During the pandemic, some contract and staff work continued at a safe social distance, but large volunteer projects were postponed, including those of the Friends of The East Broad Top. But with much of western and central Pennsylvania moved to the “green” recovery phase, sessions resumed June 13 with a limit of 45 participants split into multiple small groups. The Friends organization has been growing, too. Since the announcement of the railroad’s rebirth, the organization has increased from about 775 members to about 1,160. The lone work session before the pandemic closed things down drew more than 60 people on a Saturday and about 40 on a Sunday.

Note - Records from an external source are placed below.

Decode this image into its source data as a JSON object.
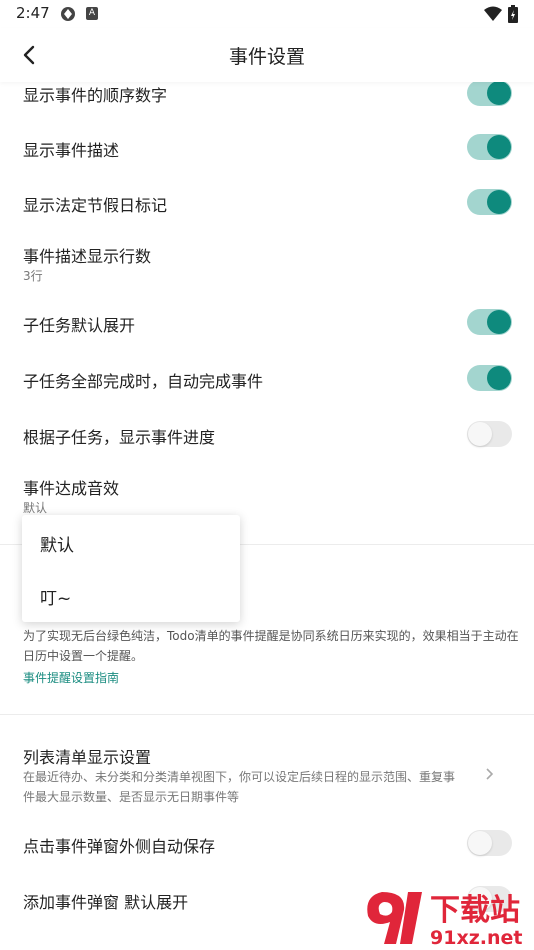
{
  "status_bar": {
    "time": "2:47",
    "icons": [
      "settings-gear-icon",
      "a-badge-icon",
      "wifi-icon",
      "battery-charging-icon"
    ],
    "badge_text": "A"
  },
  "app_bar": {
    "title": "事件设置",
    "back_icon": "back-arrow-icon"
  },
  "settings": [
    {
      "label": "显示事件的顺序数字",
      "toggle": "on"
    },
    {
      "label": "显示事件描述",
      "toggle": "on"
    },
    {
      "label": "显示法定节假日标记",
      "toggle": "on"
    },
    {
      "label": "事件描述显示行数",
      "value": "3行"
    },
    {
      "label": "子任务默认展开",
      "toggle": "on"
    },
    {
      "label": "子任务全部完成时，自动完成事件",
      "toggle": "on"
    },
    {
      "label": "根据子任务，显示事件进度",
      "toggle": "off"
    },
    {
      "label": "事件达成音效",
      "value": "默认"
    }
  ],
  "popup_menu": {
    "options": [
      "默认",
      "叮~"
    ]
  },
  "reminder_note": {
    "text": "为了实现无后台绿色纯洁，Todo清单的事件提醒是协同系统日历来实现的，效果相当于主动在日历中设置一个提醒。",
    "link": "事件提醒设置指南"
  },
  "list_display": {
    "label": "列表清单显示设置",
    "desc": "在最近待办、未分类和分类清单视图下，你可以设定后续日程的显示范围、重复事件最大显示数量、是否显示无日期事件等"
  },
  "more_settings": [
    {
      "label": "点击事件弹窗外侧自动保存",
      "toggle": "off"
    },
    {
      "label": "添加事件弹窗 默认展开",
      "toggle": "off"
    }
  ],
  "watermark": {
    "text_top": "下载站",
    "text_bottom": "91xz.net"
  },
  "colors": {
    "accent": "#0e8a7d",
    "track_on": "#a3d5cf",
    "link": "#1a8c80",
    "watermark": "#e0263a"
  }
}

Of the steam locomotives, superheated Mikado 16 has been found to be in the best shape and will probably be the first returned to service, said Biemiller. “It was shopped by the railroad in 1955, and according to records it ran only a handful of days in 1956.” Locomotive 14, which ran into the 2000s, has also been found to be in good shape and is a likely candidate to run in the coming years.
Next up on the “to-do” list was the stabilization of the south end of the car shop, which was done by the Woodford Brothers. Repairs are also planned for the bridge at Runk Road, which was struck and damaged by a large boom truck this spring.
The 33-mile East Broad Top was built in the 1870s to bring coal out of the central Pennsylvania mines, but also carried general freight, mail and passengers. Demand for coal kept the railroad running until 1955, but it fell on hard times and filed for abandonment. In 1956, the assets of the East Broad Top Railroad & Coal Co. were purchased by Nick Kovalchick, a local salvage dealer. In 1960, the twin boroughs of Orbisonia and Rockhill Furnace approached Kovalchick about putting a locomotive on display for the towns’ bicentennial. Instead, a series of excursions were run that summer. The trips were so successful that they continued for 52 years until 2011.
In early February, the deal closed on the foundation’s purchase of 27 miles of track, the shop complex, locomotives and rolling stock. Regular excursions should return in 2021. Tickets for the August events will go on sale soon on the railroad’s web site at eastbroadtop.com.